Las pulsiones sexuales. El despertar del deseo, de la libido. El impulso irrefrenable de un deseo que no puede parar, más allá de convenciones sociales, familiares o ideológicas. De eso trata el cine de Luca Guadagnino y de eso habla en su trilogía de el deseo, que comenzó en 2009 con Yo soy el amor, continuando con Cegados por el sol en el año 2015 y culminando con Call me by your name, quizás el título donde las intenciones y los resultados del director italiano consiguen fundirse entregando su trabajo más memorable.
Y si en Yo soy el amor, el eco de Antonioni se vislumbraba a través de unos individuos encorsetados en una Milán teñida de un grisáceo invierno, contrastando con el artificial calor de una mansión familiar con ecos de Visconti y en Cegados por el sol, el entorno idílico sugería la amenaza en la sombra en un relato gótico acerca de una estrella del rock que lucha contra sus adicciones, tanto emocionales como físicas, sugiriéndonos ecos del Bertolucci de Belleza Robada, Call me by your name se sumerge en el ambiente y tono rohmeriano de su serie de las cuatro estaciones, para entregar una obra que transpira los olores, los aromas de la región italiana en la que transcurre la obra, plásticamente cercana a las sensaciones del Verano 1993 de Carla Simón, que al igual que esta, en su apariencia sencilla, oculta una obra de profundas sensaciones en el marco de una puesta en escena orgánica.
Lo que diferencia y eleva a Call me by your name sobre sus dos anteriores trabajos, es que si en la dos anteriores, Guadadigno se servía del melodrama en la primera y el thriller en la segunda, para entregar dos obras donde el deseo creaba monstruos, en este nuevo título, el deseo, el despertar sexual y el paso de la inocencia infantil a la pubertad, sin ocultar el dolor de sus personajes -asombroso el plano fijo con el que se cierra la obra- no se hunde en los caminos del melodrama, sino que representa el dolor y el sufrimiento, como parte del crecimiento personal de cada individuo.
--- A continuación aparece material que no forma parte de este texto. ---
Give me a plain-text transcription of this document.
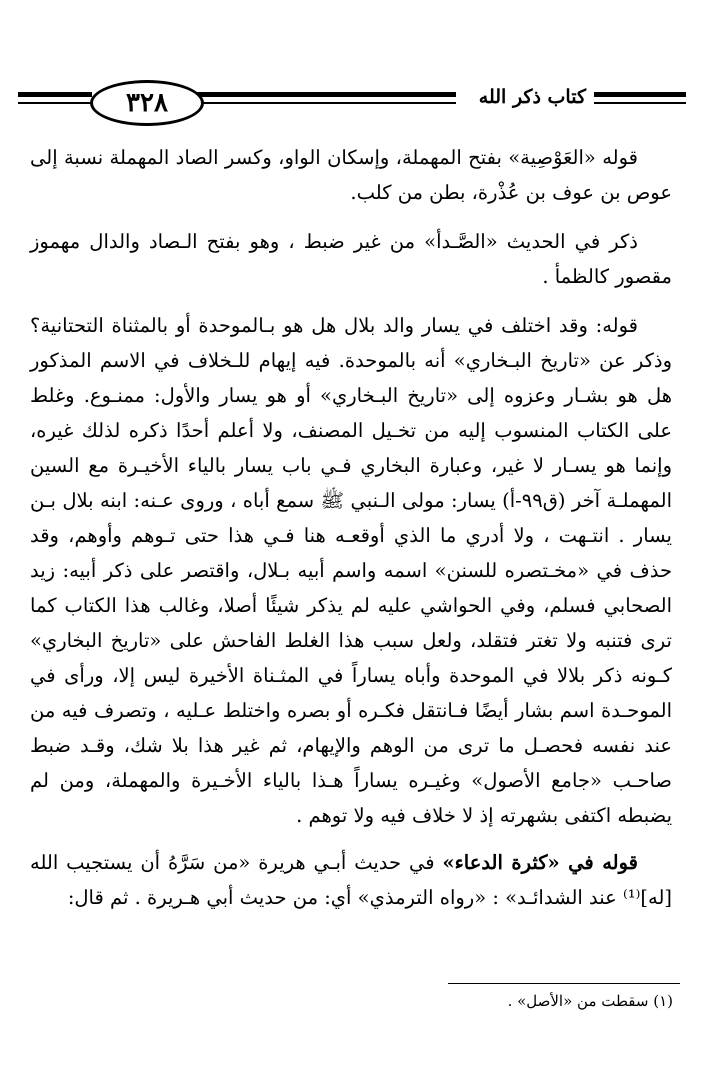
٣٢٨	كتاب ذكر الله

قوله «العَوْصِية» بفتح المهملة، وإسكان الواو، وكسر الصاد المهملة نسبة إلى عوص بن عوف بن عُذْرة، بطن من كلب.

ذكر في الحديث «الصَّـدأ» من غير ضبط ، وهو بفتح الـصاد والدال مهموز مقصور كالظمأ .

قوله: وقد اختلف في يسار والد بلال هل هو بـالموحدة أو بالمثناة التحتانية؟ وذكر عن «تاريخ البـخاري» أنه بالموحدة. فيه إيهام للـخلاف في الاسم المذكور هل هو بشـار وعزوه إلى «تاريخ البـخاري» أو هو يسار والأول: ممنـوع. وغلط على الكتاب المنسوب إليه من تخـيل المصنف، ولا أعلم أحدًا ذكره لذلك غيره، وإنما هو يسـار لا غير، وعبارة البخاري فـي باب يسار بالياء الأخيـرة مع السين المهملـة آخر (ق٩٩-أ) يسار: مولى الـنبي ﷺ سمع أباه ، وروى عـنه: ابنه بلال بـن يسار . انتـهت ، ولا أدري ما الذي أوقعـه هنا فـي هذا حتى تـوهم وأوهم، وقد حذف في «مخـتصره للسنن» اسمه واسم أبيه بـلال، واقتصر على ذكر أبيه: زيد الصحابي فسلم، وفي الحواشي عليه لم يذكر شيئًا أصلا، وغالب هذا الكتاب كما ترى فتنبه ولا تغتر فتقلد، ولعل سبب هذا الغلط الفاحش على «تاريخ البخاري» كـونه ذكر بلالا في الموحدة وأباه يساراً في المثـناة الأخيرة ليس إلا، ورأى في الموحـدة اسم بشار أيضًا فـانتقل فكـره أو بصره واختلط عـليه ، وتصرف فيه من عند نفسه فحصـل ما ترى من الوهم والإيهام، ثم غير هذا بلا شك، وقـد ضبط صاحـب «جامع الأصول» وغيـره يساراً هـذا بالياء الأخـيرة والمهملة، ومن لم يضبطه اكتفى بشهرته إذ لا خلاف فيه ولا توهم .

قوله في «كثرة الدعاء» في حديث أبـي هريرة «من سَرَّهُ أن يستجيب الله [له]⁽¹⁾ عند الشدائـد» : «رواه الترمذي» أي: من حديث أبي هـريرة . ثم قال:

(١) سقطت من «الأصل» .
Guadadigno, cuya mirada embellece y realza no solo el atmosférico e idílico entorno donde se desarrolla la obra, sino también a unos personajes tremendamente humanos y falibles, los cuales descubren que aquello que desean puede que no sea lo habitual y lo más común, aunque si lo más reconfortante- dentro de los estándares burgueses entre los que se mueven siempre las criaturas de Guadadigno. Pero aunque deban dejar cadáveres por el camino para alcanzar sus sueños y cumplir ese deseo irrefrenable que les paraliza la existencia, aquí los cadáveres son simbólicos y no físicos y donde al igual que de nuevo en Verano de 1993, la sensación de tragedia inmediata ronda la mente del espectador a lo largo de un metraje donde brillan con luz propia la pareja protagonista, Timothée Chalamet y Arnie Harmer, descolocan a un espectador que se deja llevar desde los primeros minutos de un metraje en la búsqueda de la identidad y la culminación de un deseo, que como en la realidad y toda la obra de Guadadigno ocurre de casualidad y cuando nadie se lo espera, rematando una obra donde la sexualidad es algo tan natural como un paseo por el parque, y donde la juventud, el deseo, el sexo y el disfrute en general de la vida, se plasma en una pantalla que no necesita de Odorama para trasladar al espectador a un entorno donde las texturas, olores y matices impregnan al público a lo largo de dos horas diez minutos que pasan como un suspiro, pero que acompañarán al público mucho tiempo después de que su visionado haya terminado.